Однажды вечером во время бомбежки я заблудился, упал в яму, расшибся и понял, что в темноте я могу ходить только по хорошо знакомому маршруту или с провожатым.
А теперь, на положении дочки и жены, Клера и Лидия Николаевна всегда могли быть рядом, и моя беспомощность кончилась.
Помню, как мы устраивались на новоселье с Боруц и Клерой. Вошли во двор домика с закрытыми ставнями. Двор огорожен каменной стеной, ворота поломаны. Во дворе две хибарки и курятник, похожий на собачью будку. Позади двора - большой огород и пустошь с бурьяном.
Нас встретил парень лет двадцати пяти в сером ватнике и кепке. Я принял его за хозяина.
- Я жилец. Грузчик. Вот мое помещение. - Он широким жестом показал на одну из хибарок с двумя окнами без стекол.
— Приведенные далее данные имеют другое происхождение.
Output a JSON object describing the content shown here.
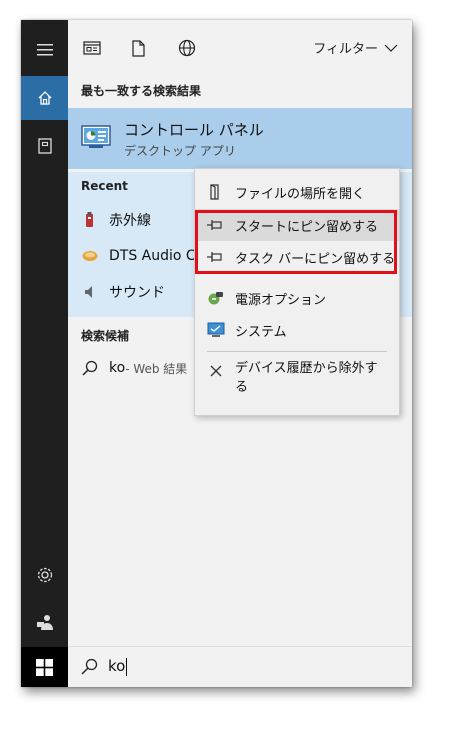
{
  "topbar": {
    "filter_label": "フィルター",
    "icons": [
      "document-icon",
      "file-icon",
      "web-icon",
      "chevron-down-icon"
    ]
  },
  "best_match": {
    "header": "最も一致する検索結果",
    "title": "コントロール パネル",
    "subtitle": "デスクトップ アプリ"
  },
  "recent": {
    "header": "Recent",
    "items": [
      {
        "label": "赤外線",
        "icon": "infrared-icon"
      },
      {
        "label": "DTS Audio Co",
        "icon": "dts-audio-icon"
      },
      {
        "label": "サウンド",
        "icon": "speaker-icon"
      }
    ]
  },
  "suggestions": {
    "header": "検索候補",
    "items": [
      {
        "query": "ko",
        "suffix": " - Web 結果"
      }
    ]
  },
  "context_menu": {
    "items": [
      {
        "label": "ファイルの場所を開く",
        "icon": "folder-open-icon"
      },
      {
        "label": "スタートにピン留めする",
        "icon": "pin-icon"
      },
      {
        "label": "タスク バーにピン留めする",
        "icon": "pin-icon"
      },
      {
        "label": "電源オプション",
        "icon": "power-options-icon"
      },
      {
        "label": "システム",
        "icon": "system-icon"
      },
      {
        "label": "デバイス履歴から除外す",
        "label2": "る",
        "icon": "close-icon"
      }
    ]
  },
  "search": {
    "value": "ko"
  },
  "colors": {
    "accent": "#2b6ea6",
    "best_match_bg": "#a9cdea",
    "highlight_box": "#e0101a"
  }
}
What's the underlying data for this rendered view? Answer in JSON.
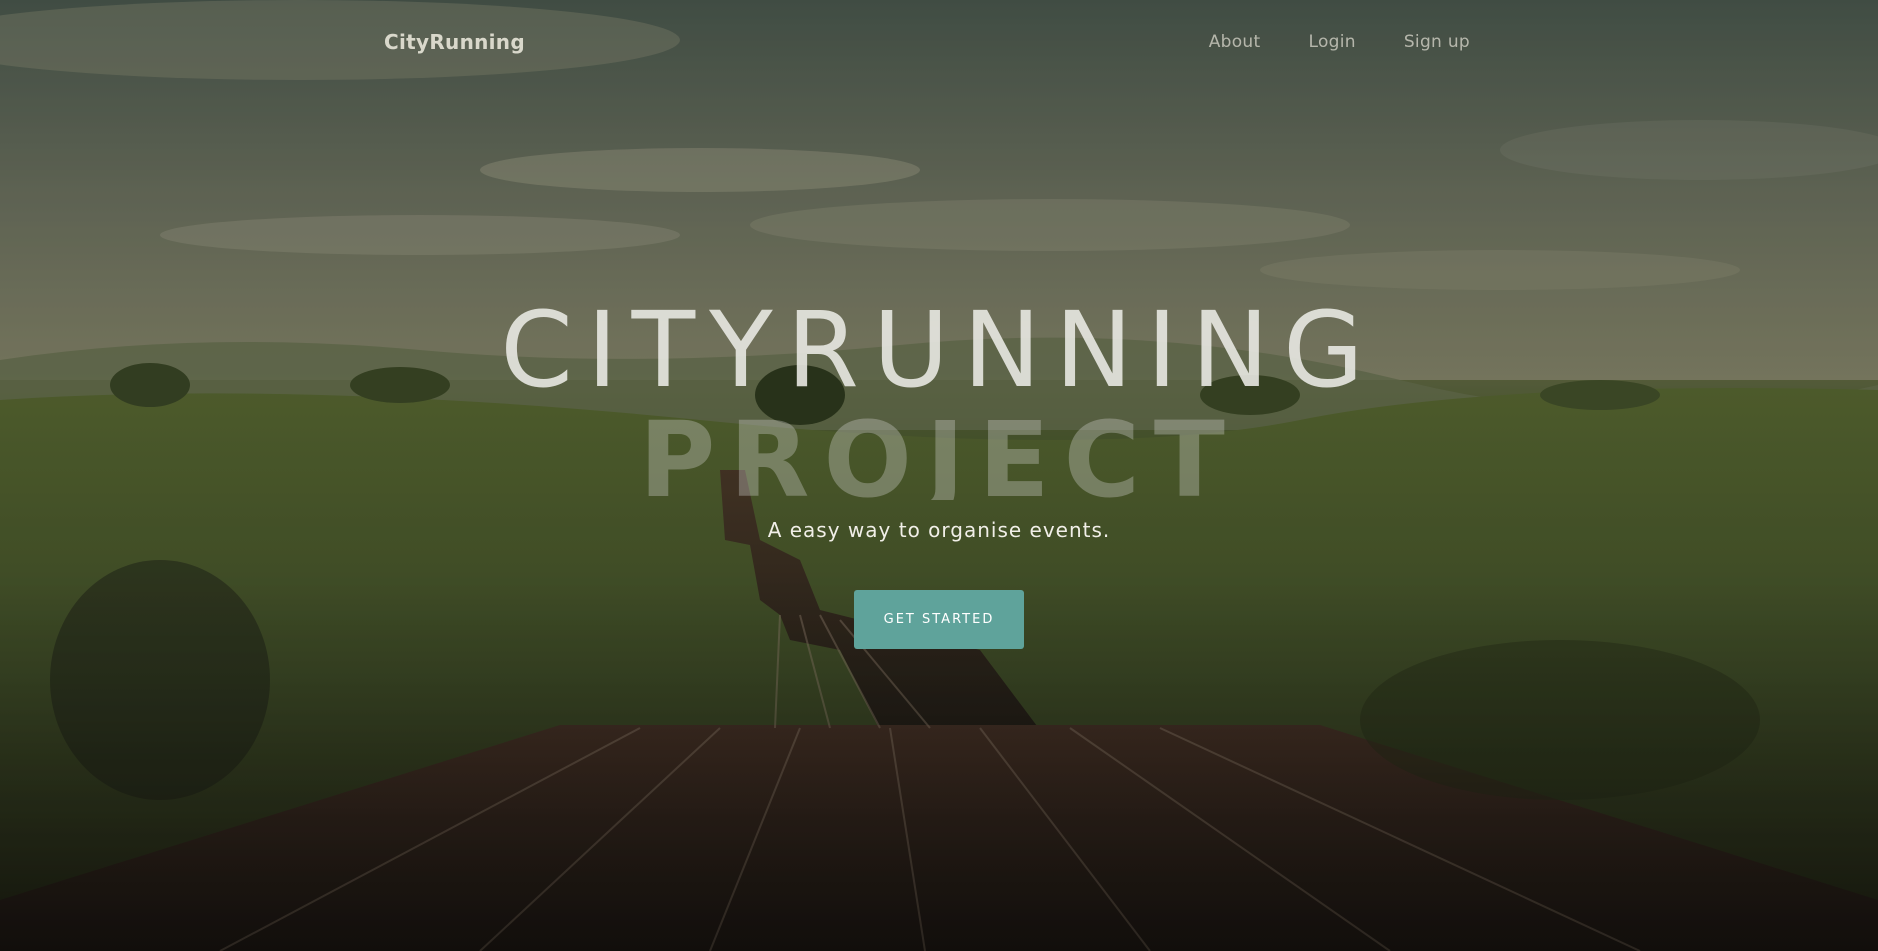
{
  "navbar": {
    "brand": "CityRunning",
    "links": [
      {
        "label": "About"
      },
      {
        "label": "Login"
      },
      {
        "label": "Sign up"
      }
    ]
  },
  "hero": {
    "title_line_1": "CITYRUNNING",
    "title_line_2": "PROJECT",
    "tagline": "A easy way to organise events.",
    "cta_label": "GET STARTED",
    "background_image": "countryside landscape with running track road"
  },
  "colors": {
    "accent": "#5fa39b",
    "text_light": "#f1efe8"
  }
}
Хозяйка, женщина лет тридцати пяти, совершенно обезумевшая от бомбежки, невылазно сидела со своей дочерью в щели на огороде. Хозяйку звали Клавой. Она была работницей табачной фабрики.
- Что вы тут сидите? - спросила Лидия Николаевна. - Бомбежка кончилась, можно выходить.
- Что вы, господь с вами! - испуганно замахала [38] она руками - Не успеешь до дому дойти, как он, проклятый, опять начнет сыпать.
- Да тут у вас совсем не видно разрушенных домов, - сказал я.
- Не видно, а стекла все повылетали. Разве его, окаянного, узнаешь, куда он угодит! Налетит воронье вражье, начнет над головами кружиться, так и думаешь - смертушка пришла. Что ж это будет? - закончила она с отчаянием.
- Что поделаешь, война! - сказал я. - Мы у вас комнату снять хотим, а то нашу квартиру разбомбило, остались на улице.
- Занимайте, сделайте милость! Пусть хоть люди будут, воры не полезут.
- Пойдемте, покажите нам квартиру.
- Нет, нет, не пойду, боюсь! Поди, Ларчик, отведи их. Пусть живут, - сказала она, обращаясь к грузчику.
- А цена какая будет? - спросила Лидия Николаевна.
- Какая теперь цепа! Бомба угодит - вот тебе и цена. Живите, пока живы.
- Пойдемте, отведу, - сказал Ларчик.
Мы вошли в дом, в маленькую пустую комнату с земляным полом и двумя окошками без стекол, освещенную полосками света через щели закрытых ставней.
Ларчик с ленивым любопытством наблюдал, как мы раскладывали свои немногочисленные пожитки. Уходя на «дежурство», я попросил его помочь Лидии Николаевне.
- А с работы приду, винца выпьем.
Ларчик безнадежно свистнул:
- Вина теперь не достать.
Понизив голос и как бы сомневаясь, стоит ли говорить, я сказал, что работаю по снабжению, достать можно и вино и мануфактуру. Да где спрячешь? Придут немцы, да за твое добро тебя же…
- Еще немцев бояться! - с презрением сказал Ларчик. - Что попадется, все берите. Спрячем. - Он оживился. - Я в курятнике такую яму выкопаю, хоть тысячу бутылок давай!
Видимо уверовав в мои «снабженческие связи», Ларчик спросил: [39]
- А может быть, вы сможете где-нибудь и стекла добыть? У меня двое маленьких пацанов, боюсь простудятся. Да вам и самим стекло понадобится.
Мне понравилось, что Ларчик заботится о стеклах, когда неизвестно, будет ли цел завтра дом. Видно, вывести его из равновесия не так легко!
Когда он ушел, я сказал Лидии Николаевне:
- Получше прощупайте этого Ларчика, познакомьтесь с его женой, посмотрите, как они живут и что за люди. Если парень надежный - используем его. Другого выхода у нас пока нет. Придется пойти на риск, ничего не поделаешь.
- Хорошо, разузнаю все, - ответила та.
- Давайте твердо держаться в соответствии с новым нашим положением. Ты, Клера, должна называть меня только «папа» и на ты. А вы, Лидия Николаевна, называйте меня просто «Петя», а я вас «Лида», и тоже на ты. Смотри, Клера, не сбивайся, не проговаривайся, а то могут получиться большие неприятности.
У Сироты я достал все, что нужно. Уже смеркалось, когда я, потный, усталый, нагруженный стеклом, гвоздями, инструментом и четырьмя бутылочками портвейна, вернулся с «дежурства». У нас сидели «Семен» с «Машей» и рассказывали, как устроились на своей новой квартире.